On Thu, Sep 18, 2008 at 9:07 AM, Pasi Kärkkäinen
<pasik@xxxxxx> wrote:
>
> Can someone please tell me what commands I need to run to resize the LVM?
>
I assume you have those LVM volumes in dom0.
- lvextend the volume in dom0.
- run "cat /proc/partitions" in domU. Check the size of xvda.
- shutdown domU and start it up again (to pick up the new size for xvda from the extended lvm volume)
- run "cat /proc/partitions" in domU. Verify xvda is bigger now.
- create new partition to xvda, or resize existing partition (you can only grow the last partition easily)
I've come this far, and can add a new partition to the domU, but ideally I'd like to have one partition, since we're installing cPanel (and splitting the data across partitions confuses some people & scripts. )
- mkfs.ext3 the new partition or resize2fs the existing partition you just grew by editing the xvda partition table.
If I understand this correctly, this will format the partition, and I will loose all data on it, right?
Xen doesn't support online resizing domU xvdX/vbd devices at the moment.
So you need to restart domU to see the new/bigger size for xvdX devices.
That's fine, I don't need online resizing, I can shutdown the VPS in order to increase the size of it.
You could also run LVM in domU aswell.. to be able to resize any partition/volume in domU more easily.

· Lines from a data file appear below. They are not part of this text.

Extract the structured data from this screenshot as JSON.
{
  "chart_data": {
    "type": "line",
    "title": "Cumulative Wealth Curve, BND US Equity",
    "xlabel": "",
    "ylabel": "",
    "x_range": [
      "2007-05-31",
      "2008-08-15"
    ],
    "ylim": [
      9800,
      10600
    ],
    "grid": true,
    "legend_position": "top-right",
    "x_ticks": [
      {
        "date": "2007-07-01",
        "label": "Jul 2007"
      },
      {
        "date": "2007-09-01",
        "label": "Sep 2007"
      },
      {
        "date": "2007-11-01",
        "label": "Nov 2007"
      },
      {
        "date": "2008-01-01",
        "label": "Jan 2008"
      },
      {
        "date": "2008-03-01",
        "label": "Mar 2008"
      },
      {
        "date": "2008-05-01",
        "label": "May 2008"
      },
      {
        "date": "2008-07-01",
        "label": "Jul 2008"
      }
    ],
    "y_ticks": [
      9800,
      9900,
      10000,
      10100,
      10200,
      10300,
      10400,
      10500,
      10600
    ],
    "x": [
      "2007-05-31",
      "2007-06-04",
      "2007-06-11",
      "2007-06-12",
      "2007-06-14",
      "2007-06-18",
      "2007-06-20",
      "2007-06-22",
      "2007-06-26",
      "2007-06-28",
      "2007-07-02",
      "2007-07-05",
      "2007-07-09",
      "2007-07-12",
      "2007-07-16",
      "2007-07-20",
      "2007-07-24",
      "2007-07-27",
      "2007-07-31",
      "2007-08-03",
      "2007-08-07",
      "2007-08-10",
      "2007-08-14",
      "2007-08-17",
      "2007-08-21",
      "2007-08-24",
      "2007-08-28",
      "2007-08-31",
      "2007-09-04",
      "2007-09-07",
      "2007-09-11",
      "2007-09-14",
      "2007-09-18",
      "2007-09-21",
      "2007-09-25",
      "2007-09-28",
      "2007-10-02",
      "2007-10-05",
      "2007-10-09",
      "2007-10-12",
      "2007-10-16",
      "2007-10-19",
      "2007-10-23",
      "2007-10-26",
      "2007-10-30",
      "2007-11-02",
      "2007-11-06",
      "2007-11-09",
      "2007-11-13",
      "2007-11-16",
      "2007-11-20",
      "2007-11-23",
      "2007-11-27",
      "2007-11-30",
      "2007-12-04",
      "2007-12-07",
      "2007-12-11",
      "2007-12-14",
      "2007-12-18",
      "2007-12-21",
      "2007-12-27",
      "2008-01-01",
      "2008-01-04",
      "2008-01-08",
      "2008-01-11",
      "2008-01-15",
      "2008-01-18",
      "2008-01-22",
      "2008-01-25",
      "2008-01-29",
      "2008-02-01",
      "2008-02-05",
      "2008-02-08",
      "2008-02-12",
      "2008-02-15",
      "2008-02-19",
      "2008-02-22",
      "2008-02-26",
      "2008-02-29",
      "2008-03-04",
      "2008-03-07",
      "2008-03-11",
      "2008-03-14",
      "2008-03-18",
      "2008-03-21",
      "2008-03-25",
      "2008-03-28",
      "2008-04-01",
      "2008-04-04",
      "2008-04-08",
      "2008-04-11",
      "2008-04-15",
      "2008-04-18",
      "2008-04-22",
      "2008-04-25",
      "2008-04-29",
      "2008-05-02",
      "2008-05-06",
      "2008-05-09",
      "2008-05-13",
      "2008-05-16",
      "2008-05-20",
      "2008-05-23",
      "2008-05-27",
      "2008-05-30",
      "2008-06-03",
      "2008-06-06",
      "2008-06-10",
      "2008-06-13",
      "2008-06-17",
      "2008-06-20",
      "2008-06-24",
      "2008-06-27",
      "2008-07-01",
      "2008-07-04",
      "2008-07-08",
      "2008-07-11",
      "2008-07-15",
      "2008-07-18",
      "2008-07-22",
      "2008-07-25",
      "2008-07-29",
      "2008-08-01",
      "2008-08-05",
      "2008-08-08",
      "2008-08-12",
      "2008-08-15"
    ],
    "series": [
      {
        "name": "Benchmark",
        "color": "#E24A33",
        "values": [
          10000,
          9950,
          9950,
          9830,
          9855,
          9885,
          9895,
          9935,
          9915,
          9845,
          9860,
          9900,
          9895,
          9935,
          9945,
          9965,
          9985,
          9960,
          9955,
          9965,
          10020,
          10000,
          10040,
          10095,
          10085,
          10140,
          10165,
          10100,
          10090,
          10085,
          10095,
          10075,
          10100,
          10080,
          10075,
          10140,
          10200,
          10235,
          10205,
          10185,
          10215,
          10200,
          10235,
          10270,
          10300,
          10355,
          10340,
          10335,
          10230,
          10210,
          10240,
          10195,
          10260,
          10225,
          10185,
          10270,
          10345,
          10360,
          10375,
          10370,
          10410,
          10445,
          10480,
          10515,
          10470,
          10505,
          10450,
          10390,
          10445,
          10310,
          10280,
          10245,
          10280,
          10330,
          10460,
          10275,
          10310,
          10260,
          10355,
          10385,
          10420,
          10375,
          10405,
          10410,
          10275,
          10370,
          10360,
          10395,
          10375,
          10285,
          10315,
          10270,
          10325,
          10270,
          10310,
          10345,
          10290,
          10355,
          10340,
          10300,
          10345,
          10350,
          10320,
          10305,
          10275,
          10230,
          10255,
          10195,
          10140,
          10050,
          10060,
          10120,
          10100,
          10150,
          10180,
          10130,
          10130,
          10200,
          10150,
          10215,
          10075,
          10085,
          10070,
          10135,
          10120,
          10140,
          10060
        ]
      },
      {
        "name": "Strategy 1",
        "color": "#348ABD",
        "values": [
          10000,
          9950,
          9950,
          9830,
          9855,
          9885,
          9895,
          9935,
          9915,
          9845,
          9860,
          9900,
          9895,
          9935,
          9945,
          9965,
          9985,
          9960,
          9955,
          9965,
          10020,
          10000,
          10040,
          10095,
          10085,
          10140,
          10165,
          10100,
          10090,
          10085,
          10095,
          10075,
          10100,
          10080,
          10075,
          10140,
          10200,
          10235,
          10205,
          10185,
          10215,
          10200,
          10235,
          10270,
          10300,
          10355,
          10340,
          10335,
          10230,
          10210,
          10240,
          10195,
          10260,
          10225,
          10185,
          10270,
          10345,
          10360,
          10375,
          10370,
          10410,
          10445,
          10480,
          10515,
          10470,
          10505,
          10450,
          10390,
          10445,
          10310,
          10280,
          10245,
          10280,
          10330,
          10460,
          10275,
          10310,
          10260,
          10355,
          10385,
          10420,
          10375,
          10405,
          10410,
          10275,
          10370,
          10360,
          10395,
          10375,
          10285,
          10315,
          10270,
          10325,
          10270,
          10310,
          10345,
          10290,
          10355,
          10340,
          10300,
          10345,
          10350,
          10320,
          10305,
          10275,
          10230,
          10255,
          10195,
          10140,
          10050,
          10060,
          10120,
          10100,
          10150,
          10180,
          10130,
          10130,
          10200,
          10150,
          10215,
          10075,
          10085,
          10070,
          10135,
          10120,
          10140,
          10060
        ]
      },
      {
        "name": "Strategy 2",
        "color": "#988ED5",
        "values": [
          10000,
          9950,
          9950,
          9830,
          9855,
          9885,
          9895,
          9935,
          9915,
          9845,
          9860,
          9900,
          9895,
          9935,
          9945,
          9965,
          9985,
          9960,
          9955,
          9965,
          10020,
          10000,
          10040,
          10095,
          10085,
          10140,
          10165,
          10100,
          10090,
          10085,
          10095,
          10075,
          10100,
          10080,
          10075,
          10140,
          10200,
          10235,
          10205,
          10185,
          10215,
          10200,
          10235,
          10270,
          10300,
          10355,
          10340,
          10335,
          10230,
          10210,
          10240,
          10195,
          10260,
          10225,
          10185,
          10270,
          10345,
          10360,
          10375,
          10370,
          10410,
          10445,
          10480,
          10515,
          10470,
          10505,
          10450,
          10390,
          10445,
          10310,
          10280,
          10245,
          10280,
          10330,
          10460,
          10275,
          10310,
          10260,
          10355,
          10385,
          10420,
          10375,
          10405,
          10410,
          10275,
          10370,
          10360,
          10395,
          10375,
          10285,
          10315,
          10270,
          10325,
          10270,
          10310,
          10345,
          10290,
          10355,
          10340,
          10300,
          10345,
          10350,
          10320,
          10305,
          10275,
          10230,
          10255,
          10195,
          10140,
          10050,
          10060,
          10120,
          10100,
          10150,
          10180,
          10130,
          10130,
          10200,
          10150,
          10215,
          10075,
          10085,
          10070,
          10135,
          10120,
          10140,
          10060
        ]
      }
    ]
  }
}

In this case the procedure would be:
- lvextend the volume in dom0.
- run "cat /proc/partitions" in domU. Check the size of xvda.
- shutdown domU and start it up again (to pick up the new size for xvda from the extended lvm volume)
- run "cat /proc/partitions" in domU. Verify xvda is bigger now.
- resize/grow the LVM PV partition by editing partition table. Remember you can only grow last partition easily.
- reboot domU to make sure new partition sizes are picked up.
- run vgdisplay to check available/free space on your VG.
- run pvresize to resize the LVM PV.
- run vgdisplay to verify you have more free space in your VG now.
- lvextend any domU volume you want to.
- run resize2fs for the volume.
Another option is to have LVM PV directly on say xvdb, without any partition table..
Then you can skip the partition table editing steps.. just a simple reboot
will pick up the new size and you can pvextend immediately after.
How would I setup / install CentOS (for example) as a VPS in this manner?